Ukraine: Besucher in der Strafkolonie

Im Fall Timoschenko gibt es offenbar Bewegung. Ukraines Präsident könnte sich Luft verschaffen - um härter gegen seine anderen Gegner vorzugehen.

Ist Julia Timoschenko bald in Freiheit? In der Ukraine, wo seit mehr als zwei Monaten Dauerproteste gegen den autoritären Kurs der Regierung andauern, beschäftigt diese Frage erneut die Öffentlichkeit.
Losgetreten wurde die Nachricht durch eine Meldung in „Kommersant“. Die gemeinhin gut informierte Tageszeitung schrieb am Montag von einem Besuch Andrej Klujews, Leiter der Präsidialadministration und enger Vertrauter von Präsident Viktor Janukowitsch, in der Krankenhauszelle von Julia Timoschenko. Das Geheimtreffen soll demnach am 5. Februar in der ostukrainischen Stadt nahe der russischen Grenze, in Charkiw stattgefunden haben. Gesprächsthemen seien die Besetzung des Postens des Regierungschefs, die Zusammenarbeit mit Timoschenkos Vaterlandspartei und deren Haftentlassung gewesen. Die Pressestelle ihrer Partei beantwortete die Frage, ob es so ein Treffen gegeben habe mit nur einem Wort: „Nonsens“. Andreij Klujews Sprecher verneinte die Visite.
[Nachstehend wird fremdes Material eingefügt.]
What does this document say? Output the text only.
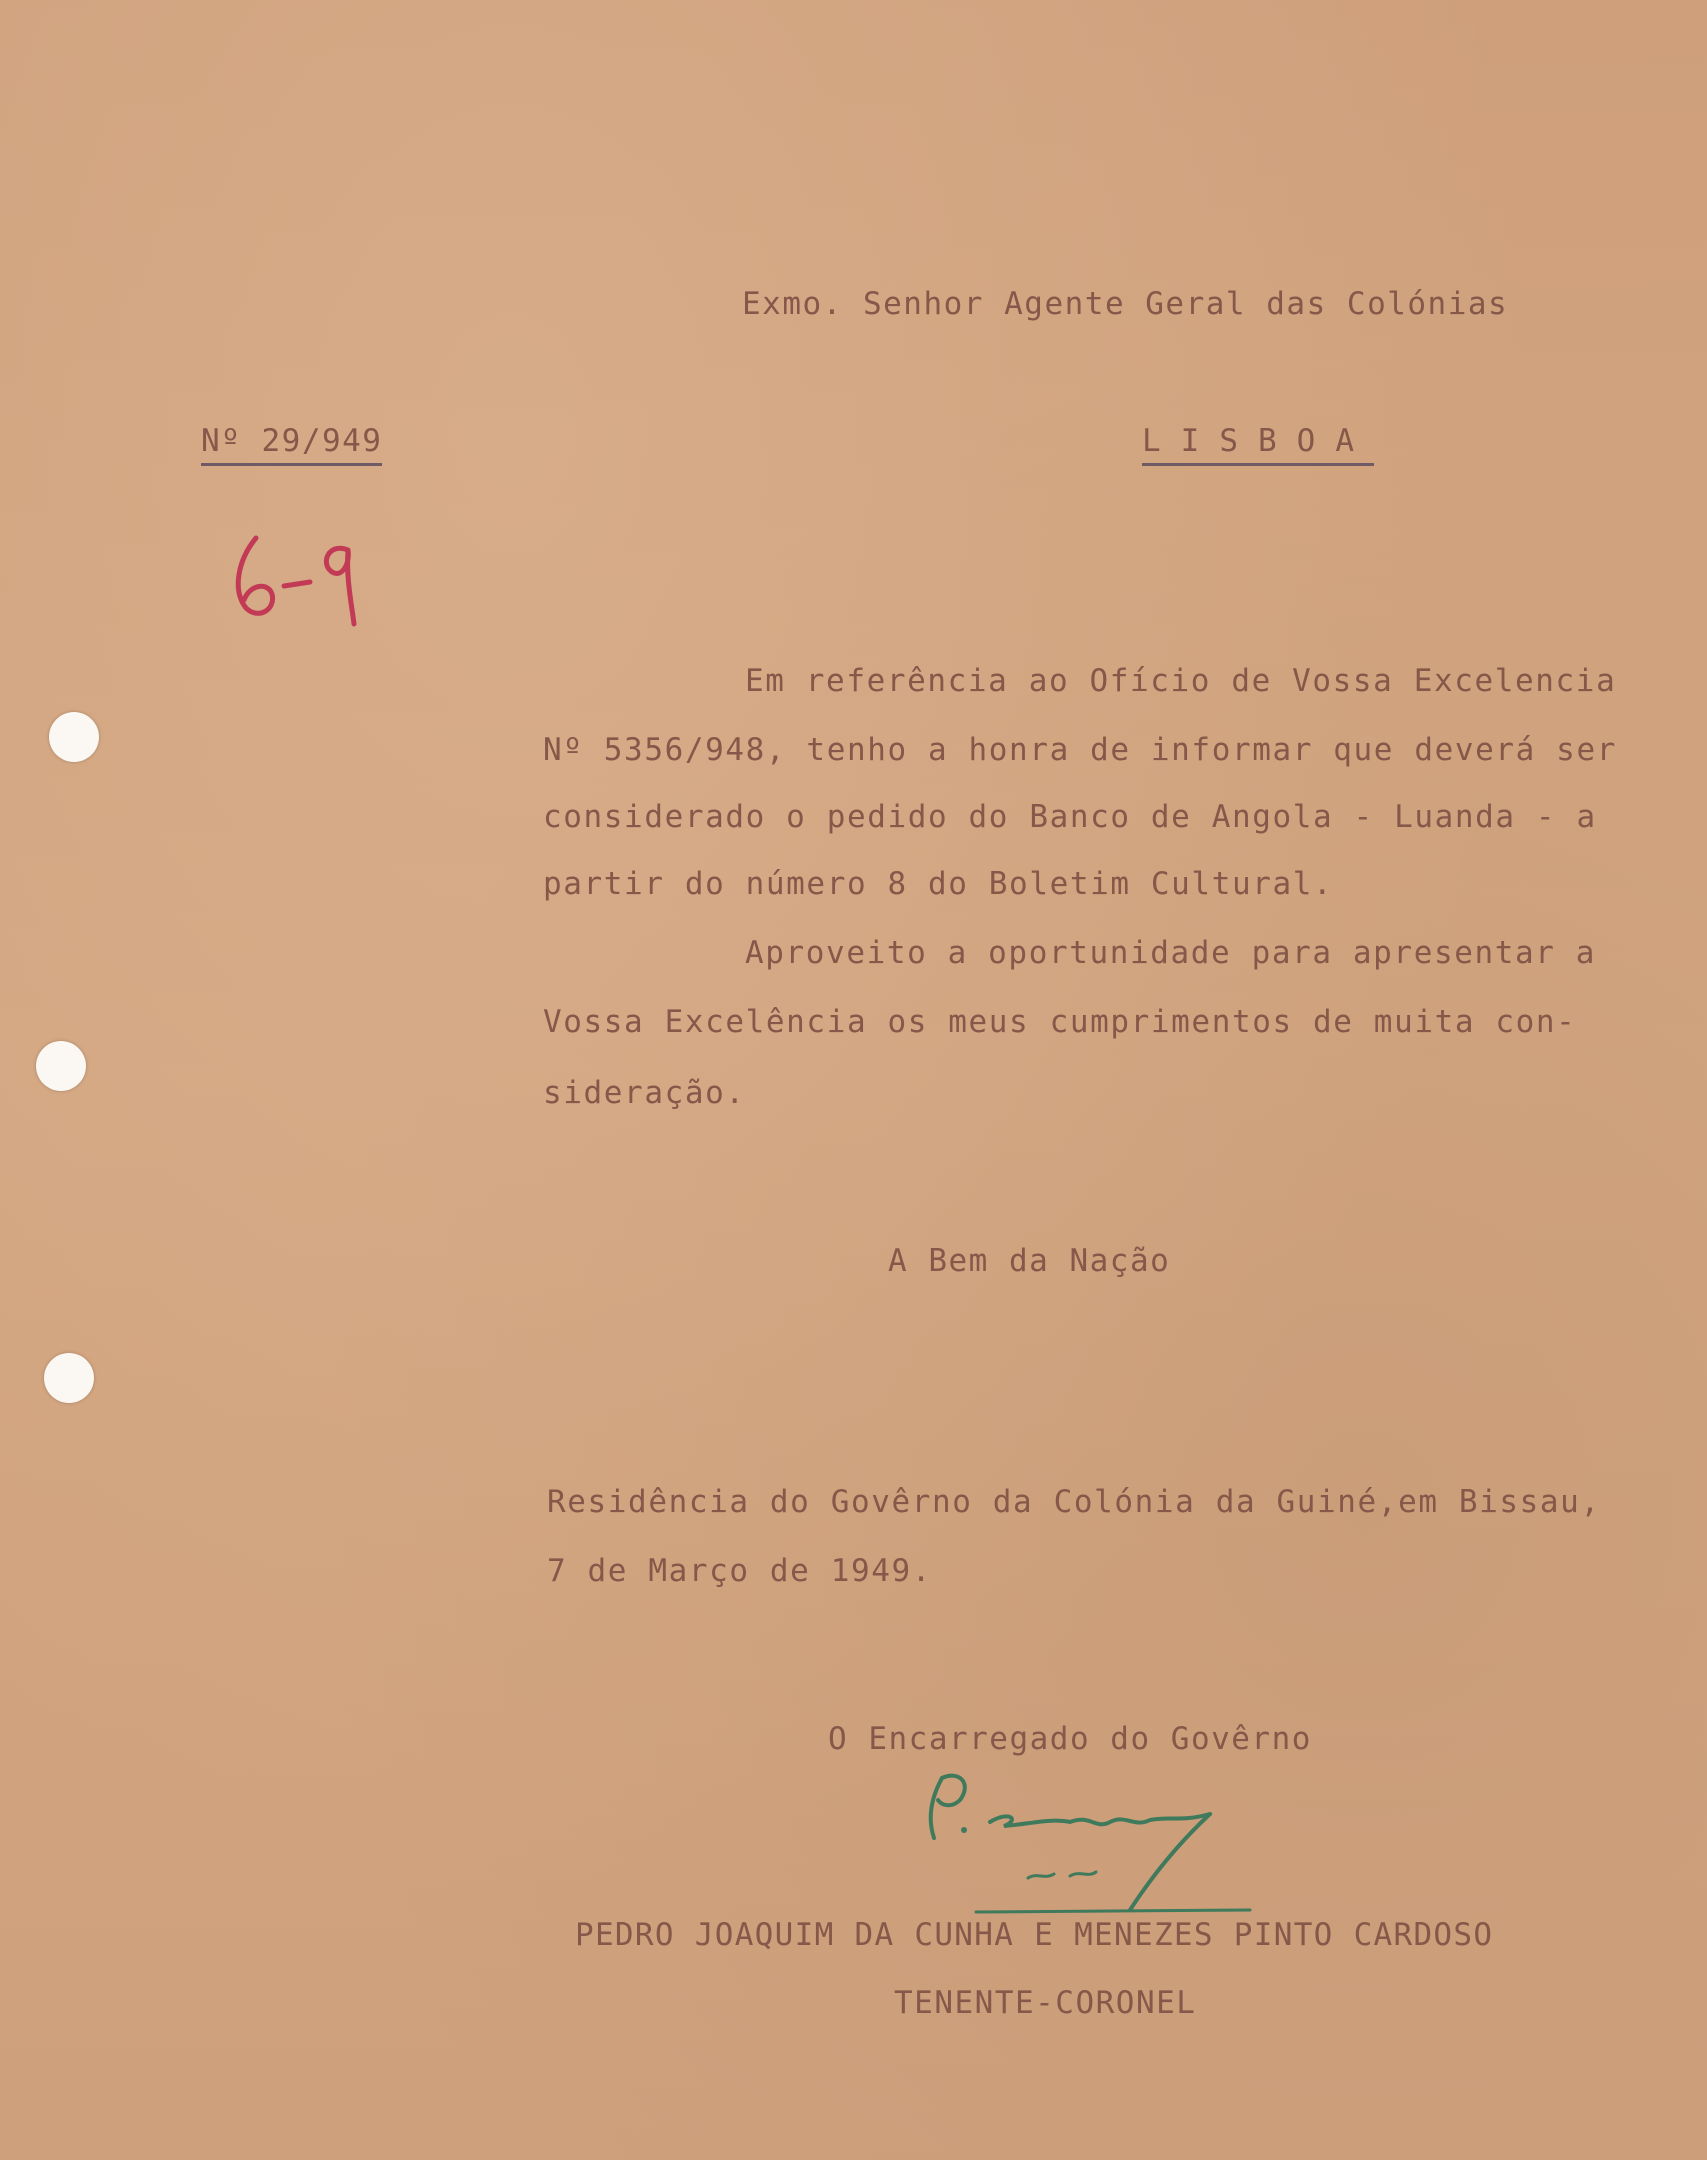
Exmo. Senhor Agente Geral das Colónias
Nº 29/949	LISBOA
Em referência ao Ofício de Vossa Excelencia
Nº 5356/948, tenho a honra de informar que deverá ser
considerado o pedido do Banco de Angola - Luanda - a
partir do número 8 do Boletim Cultural.
Aproveito a oportunidade para apresentar a
Vossa Excelência os meus cumprimentos de muita con-
sideração.
A Bem da Nação
Residência do Govêrno da Colónia da Guiné,em Bissau,
7 de Março de 1949.
O Encarregado do Govêrno
PEDRO JOAQUIM DA CUNHA E MENEZES PINTO CARDOSO
TENENTE-CORONEL
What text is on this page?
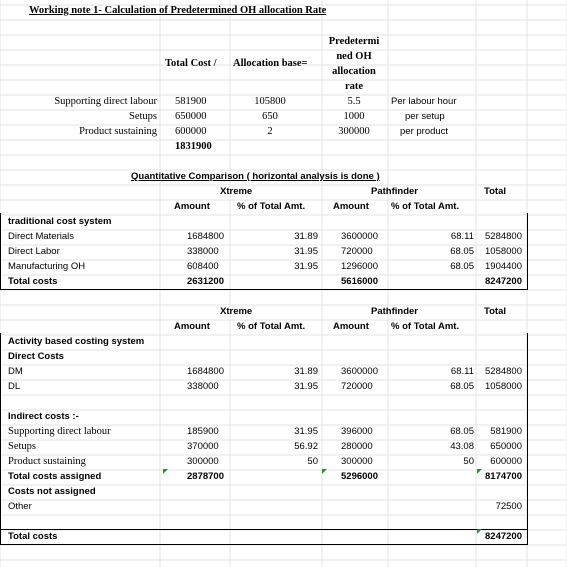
Working note 1- Calculation of Predetermined OH allocation Rate
Total Cost / Allocation base=
Predetermi
ned OH
allocation
rate
Supporting direct labour 581900	105800	5.5	Per labour hour
Setups 650000	650	1000	per setup
Product sustaining 600000	2	300000	per product
1831900
Quantitative Comparison ( horizontal analysis is done )
Xtreme	Pathfinder	Total
Amount	% of Total Amt.	Amount % of Total Amt.
traditional cost system
Direct Materials	1684800	31.89 3600000	68.11	5284800
Direct Labor	338000	31.95 720000	68.05	1058000
Manufacturing OH	608400	31.95 1296000	68.05	1904400
Total costs	2631200	5616000	8247200
Xtreme	Pathfinder	Total
Amount	% of Total Amt.	Amount % of Total Amt.
Activity based costing system
Direct Costs
DM	1684800	31.89 3600000	68.11	5284800
DL	338000	31.95 720000	68.05	1058000
Indirect costs :-
Supporting direct labour	185900	31.95 396000	68.05	581900
Setups	370000	56.92 280000	43.08	650000
Product sustaining	300000	50 300000	50	600000
Total costs assigned	2878700	5296000	8174700
Costs not assigned
Other	72500
Total costs	8247200
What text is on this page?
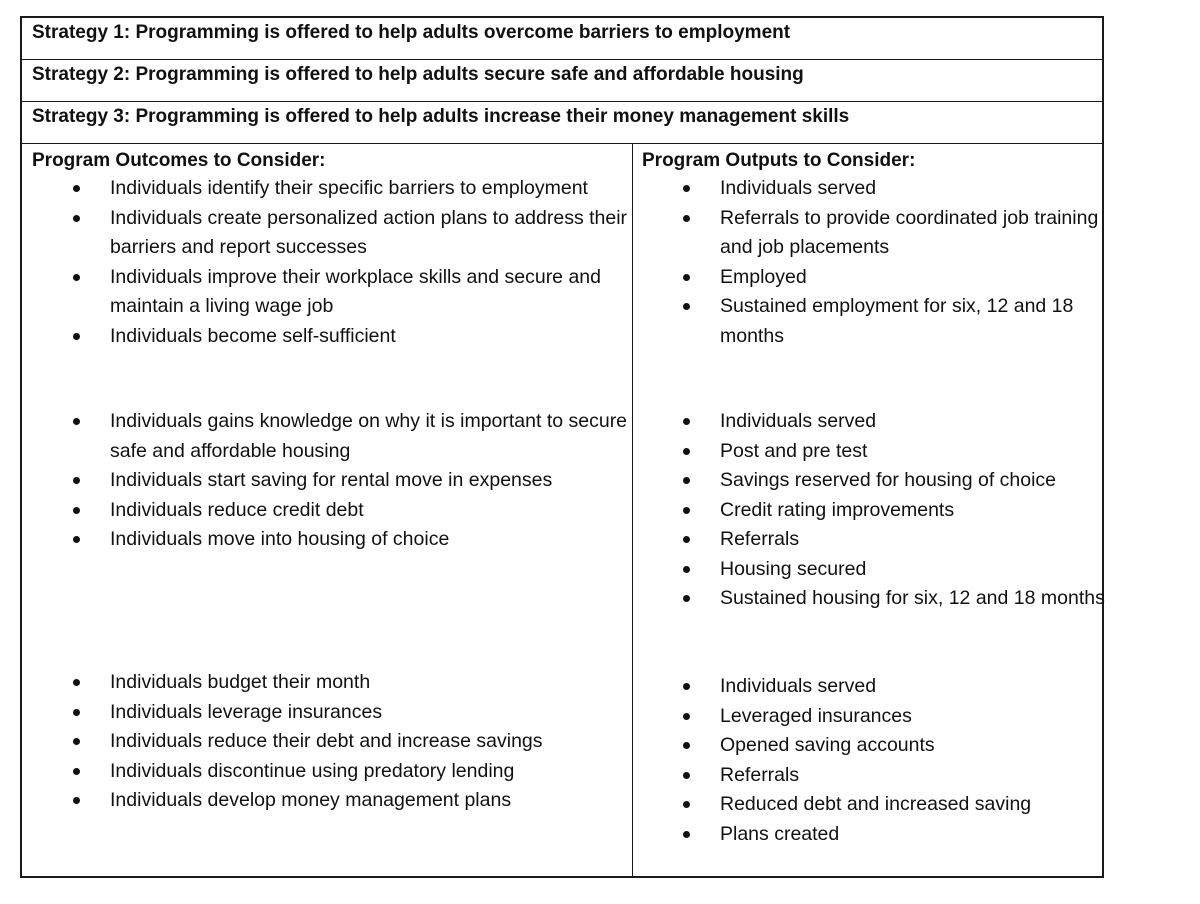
Strategy 1: Programming is offered to help adults overcome barriers to employment
Strategy 2: Programming is offered to help adults secure safe and affordable housing
Strategy 3: Programming is offered to help adults increase their money management skills
Program Outcomes to Consider:
Individuals identify their specific barriers to employment
Individuals create personalized action plans to address their barriers and report successes
Individuals improve their workplace skills and secure and maintain a living wage job
Individuals become self-sufficient
Individuals gains knowledge on why it is important to secure safe and affordable housing
Individuals start saving for rental move in expenses
Individuals reduce credit debt
Individuals move into housing of choice
Individuals budget their month
Individuals leverage insurances
Individuals reduce their debt and increase savings
Individuals discontinue using predatory lending
Individuals develop money management plans
Program Outputs to Consider:
Individuals served
Referrals to provide coordinated job training and job placements
Employed
Sustained employment for six, 12 and 18 months
Individuals served
Post and pre test
Savings reserved for housing of choice
Credit rating improvements
Referrals
Housing secured
Sustained housing for six, 12 and 18 months
Individuals served
Leveraged insurances
Opened saving accounts
Referrals
Reduced debt and increased saving
Plans created
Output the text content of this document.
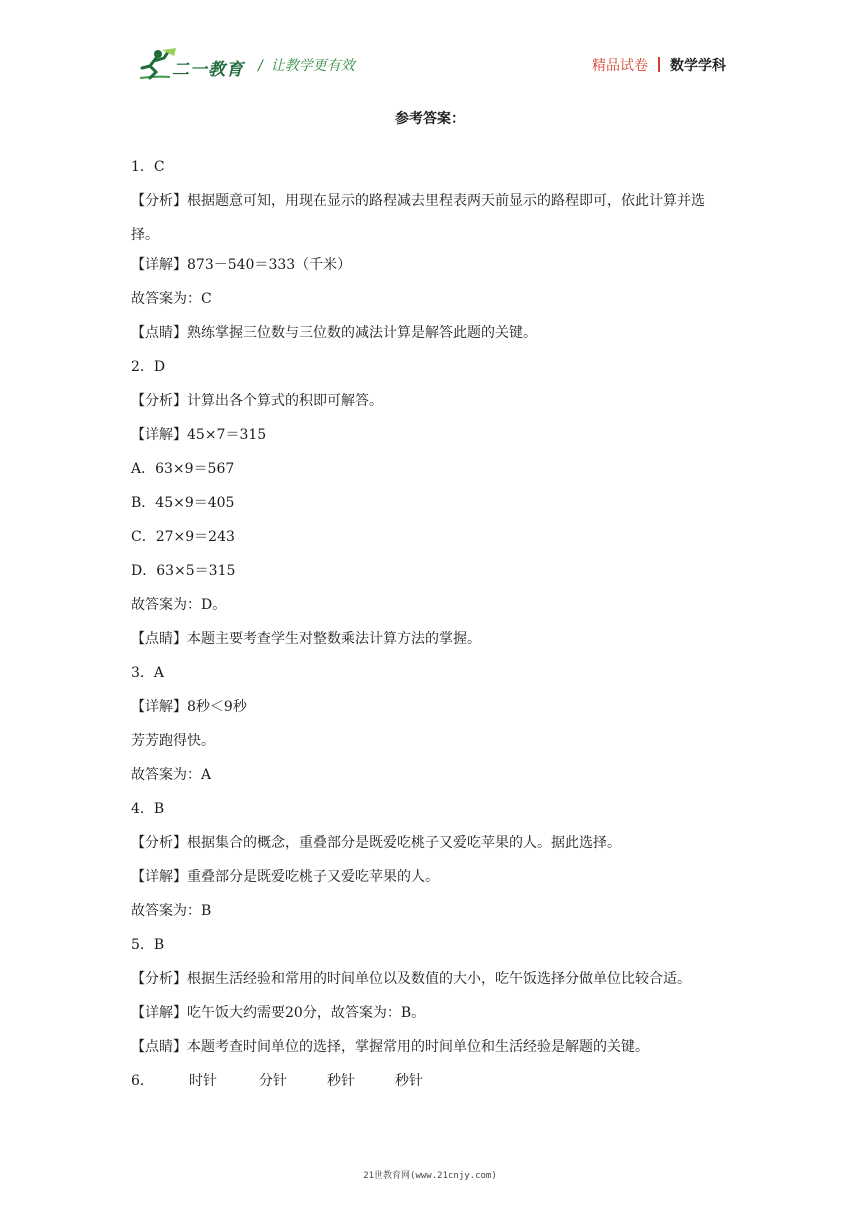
二一教育 / 让教学更有效	精品试卷 数学学科
参考答案：
1．C
【分析】根据题意可知，用现在显示的路程减去里程表两天前显示的路程即可，依此计算并选择。
【详解】873－540＝333（千米）
故答案为：C
【点睛】熟练掌握三位数与三位数的减法计算是解答此题的关键。
2．D
【分析】计算出各个算式的积即可解答。
【详解】45×7＝315
A．63×9＝567
B．45×9＝405
C．27×9＝243
D．63×5＝315
故答案为：D。
【点睛】本题主要考查学生对整数乘法计算方法的掌握。
3．A
【详解】8秒＜9秒
芳芳跑得快。
故答案为：A
4．B
【分析】根据集合的概念，重叠部分是既爱吃桃子又爱吃苹果的人。据此选择。
【详解】重叠部分是既爱吃桃子又爱吃苹果的人。
故答案为：B
5．B
【分析】根据生活经验和常用的时间单位以及数值的大小，吃午饭选择分做单位比较合适。
【详解】吃午饭大约需要20分，故答案为：B。
【点睛】本题考查时间单位的选择，掌握常用的时间单位和生活经验是解题的关键。
6．	时针	分针	秒针	秒针
21世教育网(www.21cnjy.com)
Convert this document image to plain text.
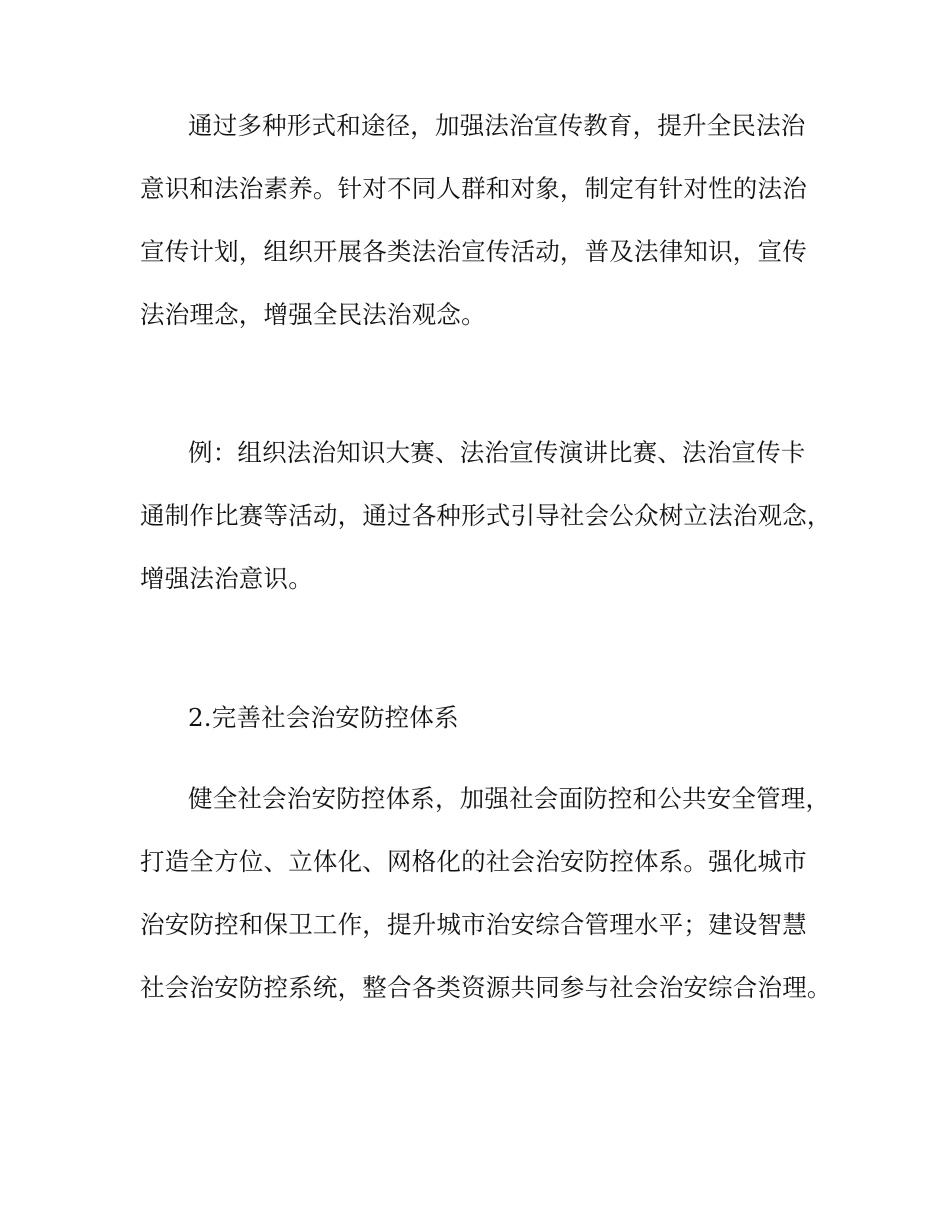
通过多种形式和途径，加强法治宣传教育，提升全民法治

意识和法治素养。针对不同人群和对象，制定有针对性的法治

宣传计划，组织开展各类法治宣传活动，普及法律知识，宣传

法治理念，增强全民法治观念。

例：组织法治知识大赛、法治宣传演讲比赛、法治宣传卡

通制作比赛等活动，通过各种形式引导社会公众树立法治观念，

增强法治意识。

2.完善社会治安防控体系

健全社会治安防控体系，加强社会面防控和公共安全管理，

打造全方位、立体化、网格化的社会治安防控体系。强化城市

治安防控和保卫工作，提升城市治安综合管理水平；建设智慧

社会治安防控系统，整合各类资源共同参与社会治安综合治理。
Die Gefängnisleitung in Charkiw sprach davon, dass sie keine Informationen darüber habe, dass es ein solches Treffen gegeben habe.
Dennoch gibt es eine Reihe von Beobachtern, die im Fall Timoschenko eine Wendung wie beim Ende Dezember 2013 überraschend freigelassenen russischen Dissidenten Michail Chodorkowski, sehen. „Möglich, dass Wladimir Putin erneut den guten Zaren spielt“, sagt eine Abgeordnete des Europäischen Parlaments. „In der Ukraine schauen wir alle erwartungsvoll auf das Ende der Winterspiele in Sotschi und auf das, was Putin dann mit der Ukraine vorhat“, sagt Sergej Wisozki, Journalist beim Nachrichtenportal Liganet live.
Außenminister Frank-Walter Steinmeier (SPD) fährt an diesem Donnerstag zu einem zweitägigen Besuch nach Moskau. Auf dem Programm stehen unter anderem Gespräche mit Russlands Außenminister Sergej Lawrow. Nach Angaben des Auswärtigen Amts geht es neben den deutsch-russischen Beziehungen auch um aktuelle Krisenherde wie die Ukraine oder Syrien. Ob es zu einem Treffen mit Kreml-Chef Wladimir Putin kommen wird, war noch offen. Der russische Präsident ist wegen der Olympischen Winterspiele in Sotschi derzeit nur selten im Kreml.
Sollte Janukowitsch tatsächlich einen Weg finden, seine Dauerrivalin Julia Timoschenko frei zu lassen und außer Landes zu schaffen, wäre er zwei Probleme auf einmal los. Eine Hauptforderung des Westens, die Freilassung der seit August 2011 inhaftierten Oppositionsführerin, wäre erfüllt, zum anderen könnte sich Janukowitsch auf das Duell mit den drei Oppositionspolitikern, Boxweltmeister Vitali Klitschko, Nationalistenführer Oleg Tjanibok und dem Fraktionschef der Vaterlandspartei, dem wenig charismatischen Arsenij Jazenjuk, konzentrieren. Weitere Hinweise, dass es im Fall Timoschenko die eine oder andere Art von Verhandlungen gibt, ist die überraschende Ankündigung Arsenij Jazenjuks von Dienstagnachmittag, er wolle Timoschenko in Charkiw besuchen. Bereits Mittwoch, werde er zusammen mit Alexander Turtschinow, dem Vize-Parteichef von „Vaterland“ und einer der engsten, politischen Weggefährten Timoschenkos, nach Charkiw fahren, um Gespräche zu führen. Die Gefängnisverwaltung hat diesem Besuchsantrag überraschend durchgewinkt. In den vergangenen sechs Monaten hatten Arsenij Jazenjuk und Alexander Turtschinow mehrfach erfolglos Besucheranträge gestellt, sie wurden allesamt abgelehnt.
Ob allerdings „Timoschenko einem Deal zustimmen würde, der vorsieht, dass sie für die nächsten Monate im Ausland bleibt, darf angezweifelt werden", sagt ein Vertrauter aus ihrer Partei.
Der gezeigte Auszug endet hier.